STANDARD: Wiederholt wurde ein neuer Sozialvertrag gefordert. Was heißt das konkret?

Jennings: Das bedeutet gute Nachrichten für Österreich. Dort sind soziale Institutionen in Kraft, die Arbeitnehmer- und Arbeitgeberorganisationen an einen Tisch bringen. Diese schauen auf Arbeitnehmerqualifizierung, die Schaffung von Jobs und Einkommensfragen. Sie sind in dem Bereich weit vor anderen Ländern. Die Sozialpartnerschaft ist eine Stärke Österreichs.

STANDARD: Es gibt aber andere Meinungen: dass die Sozialpartnerschaft das Land lähme. Ist für Sie Österreich damit Vorbild?
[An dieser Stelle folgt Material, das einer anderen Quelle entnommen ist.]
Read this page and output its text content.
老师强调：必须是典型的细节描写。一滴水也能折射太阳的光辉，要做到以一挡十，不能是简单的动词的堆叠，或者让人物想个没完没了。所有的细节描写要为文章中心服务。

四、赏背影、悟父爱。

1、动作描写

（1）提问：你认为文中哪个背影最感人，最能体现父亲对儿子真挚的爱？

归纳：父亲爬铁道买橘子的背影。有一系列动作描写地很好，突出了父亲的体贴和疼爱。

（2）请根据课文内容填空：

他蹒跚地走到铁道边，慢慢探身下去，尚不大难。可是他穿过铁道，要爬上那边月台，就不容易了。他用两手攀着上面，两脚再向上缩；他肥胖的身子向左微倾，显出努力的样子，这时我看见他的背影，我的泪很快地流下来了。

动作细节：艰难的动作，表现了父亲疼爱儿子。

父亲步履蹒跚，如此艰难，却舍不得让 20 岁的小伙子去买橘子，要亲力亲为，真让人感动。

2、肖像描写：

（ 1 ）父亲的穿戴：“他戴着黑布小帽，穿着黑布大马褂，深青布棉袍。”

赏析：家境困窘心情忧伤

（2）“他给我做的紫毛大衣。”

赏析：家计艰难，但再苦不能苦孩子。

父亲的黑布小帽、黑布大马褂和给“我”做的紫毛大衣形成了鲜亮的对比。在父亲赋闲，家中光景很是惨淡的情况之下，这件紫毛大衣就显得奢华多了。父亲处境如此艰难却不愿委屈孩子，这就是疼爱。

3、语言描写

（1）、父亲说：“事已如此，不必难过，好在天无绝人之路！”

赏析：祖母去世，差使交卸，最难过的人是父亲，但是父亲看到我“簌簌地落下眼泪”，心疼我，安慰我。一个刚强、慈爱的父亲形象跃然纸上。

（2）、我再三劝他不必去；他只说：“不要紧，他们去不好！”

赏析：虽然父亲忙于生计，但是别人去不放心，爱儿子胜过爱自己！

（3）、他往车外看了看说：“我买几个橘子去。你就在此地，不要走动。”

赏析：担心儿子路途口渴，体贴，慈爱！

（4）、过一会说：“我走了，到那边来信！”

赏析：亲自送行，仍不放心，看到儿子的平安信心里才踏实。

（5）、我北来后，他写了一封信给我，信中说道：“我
Jennings: Die Länder, die die Krise gut gemeistert haben, hatten gute soziale Institutionen. Dazu gehören Österreich, Deutschland und die Schweiz. Das wird zu einem Wettbewerbsvorteil für Österreich: Stabilität. Österreichs Tradition des sozialen Dialogs macht das Land zum Weltführer. Viele sagen sicher auch, das ist kein Wettbewerbsvorteil. Die Rechten haben keine Agenda und machen nur Migranten für die Arbeitslosigkeit verantwortlich. Es gibt jedoch keine Diamanten oder Ölvorkommen, aber soziale Verantwortung. Gewerkschaften und Unternehmer sind daran gewöhnt, miteinander zu sprechen. Das ist ein Vorteil im Vergleich zu anderen Ländern.
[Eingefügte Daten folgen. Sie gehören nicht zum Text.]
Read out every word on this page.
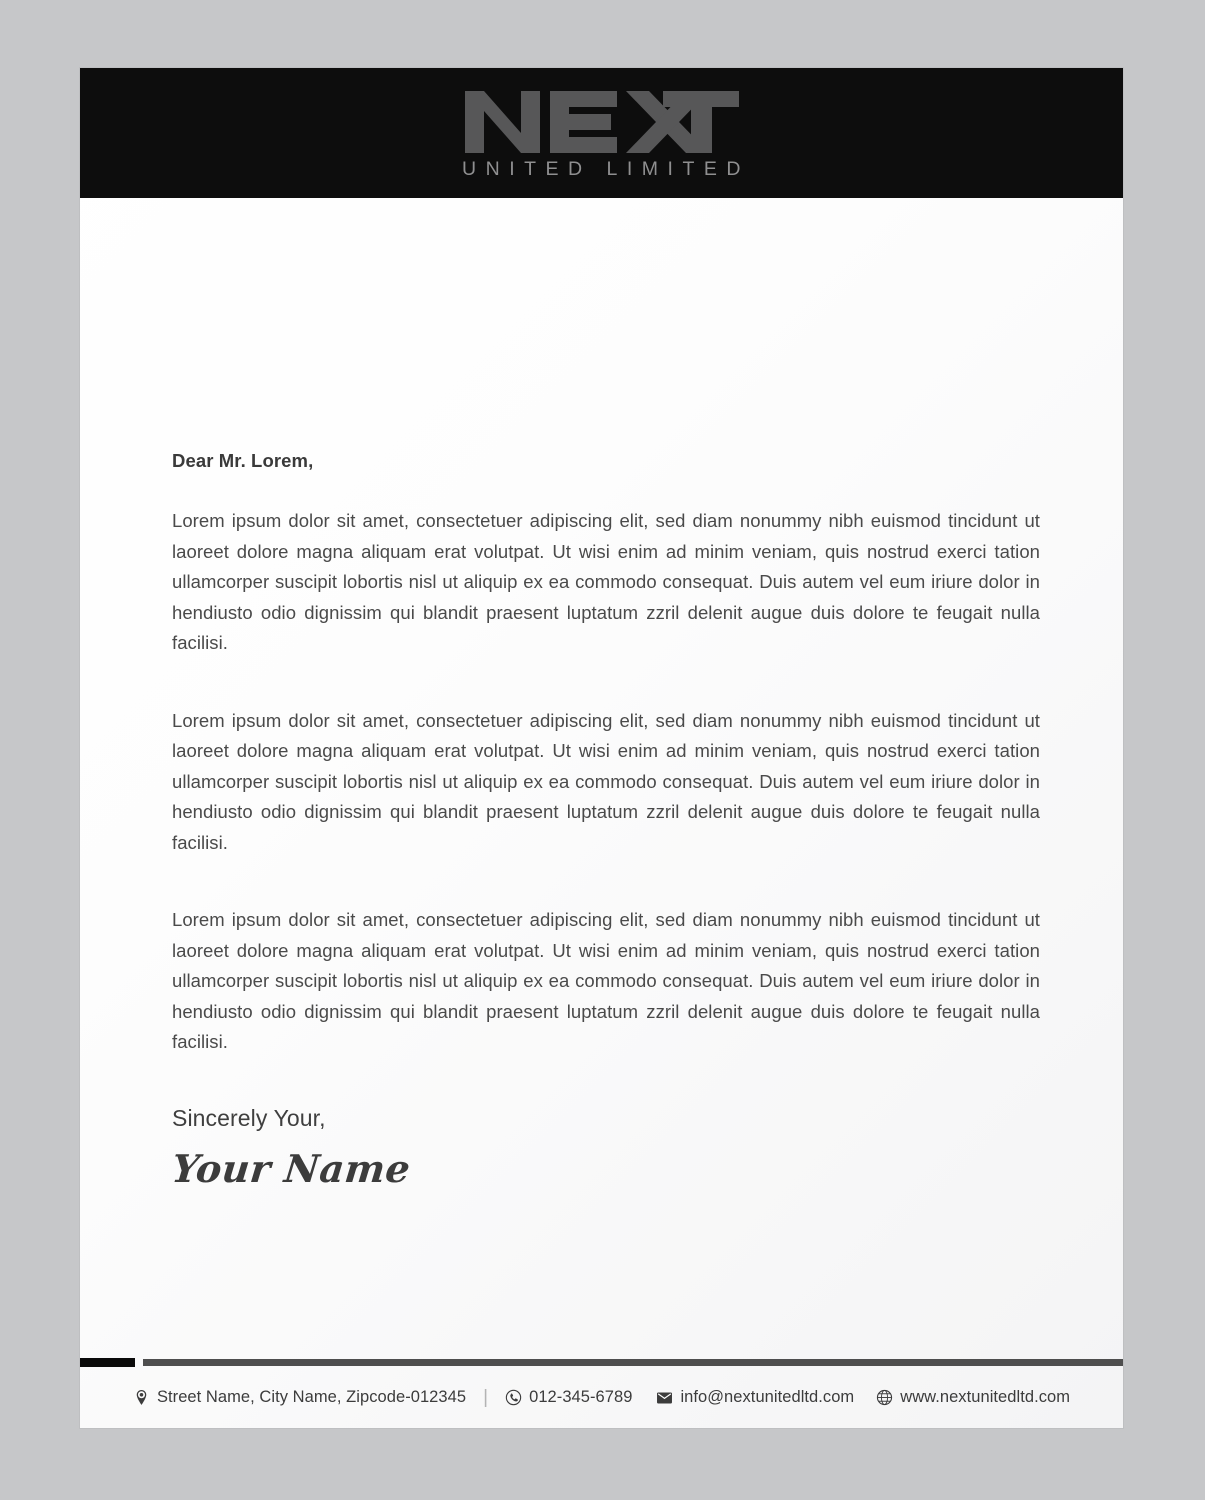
UNITED LIMITED

Dear Mr. Lorem,

Lorem ipsum dolor sit amet, consectetuer adipiscing elit, sed diam nonummy nibh euismod tincidunt ut laoreet dolore magna aliquam erat volutpat. Ut wisi enim ad minim veniam, quis nostrud exerci tation ullamcorper suscipit lobortis nisl ut aliquip ex ea commodo consequat. Duis autem vel eum iriure dolor in hendiusto odio dignissim qui blandit praesent luptatum zzril delenit augue duis dolore te feugait nulla facilisi.

Lorem ipsum dolor sit amet, consectetuer adipiscing elit, sed diam nonummy nibh euismod tincidunt ut laoreet dolore magna aliquam erat volutpat. Ut wisi enim ad minim veniam, quis nostrud exerci tation ullamcorper suscipit lobortis nisl ut aliquip ex ea commodo consequat. Duis autem vel eum iriure dolor in hendiusto odio dignissim qui blandit praesent luptatum zzril delenit augue duis dolore te feugait nulla facilisi.

Lorem ipsum dolor sit amet, consectetuer adipiscing elit, sed diam nonummy nibh euismod tincidunt ut laoreet dolore magna aliquam erat volutpat. Ut wisi enim ad minim veniam, quis nostrud exerci tation ullamcorper suscipit lobortis nisl ut aliquip ex ea commodo consequat. Duis autem vel eum iriure dolor in hendiusto odio dignissim qui blandit praesent luptatum zzril delenit augue duis dolore te feugait nulla facilisi.

Sincerely Your,

Your Name
Street Name, City Name, Zipcode-012345 | 012-345-6789	info@nextunitedltd.com	www.nextunitedltd.com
STANDARD: Jugendarbeitslosigkeit wurde in Davos sehr häufig als größtes Problem genannt, konkrete Konzepte dagegen aber fehlten.

Jennings: Auf der Ebene der G-20-Staaten arbeiten wir mit der Politik zusammen. Wir fordern mehr Bildung und Training. Die Jugendarbeitslosigkeit ist immer höher als die allgemeine Arbeitslosigkeit. Aber auch hier schlagen sich Österreich, Deutschland und die Schweiz besser, weil sie bessere Systeme etwa bei der Lehrlingsausbildung haben.

STANDARD: Sie haben hier in Davos von einer "beschäftigungslosen Wirtschaftserholung" in Europa gesprochen. Was bedeutet das?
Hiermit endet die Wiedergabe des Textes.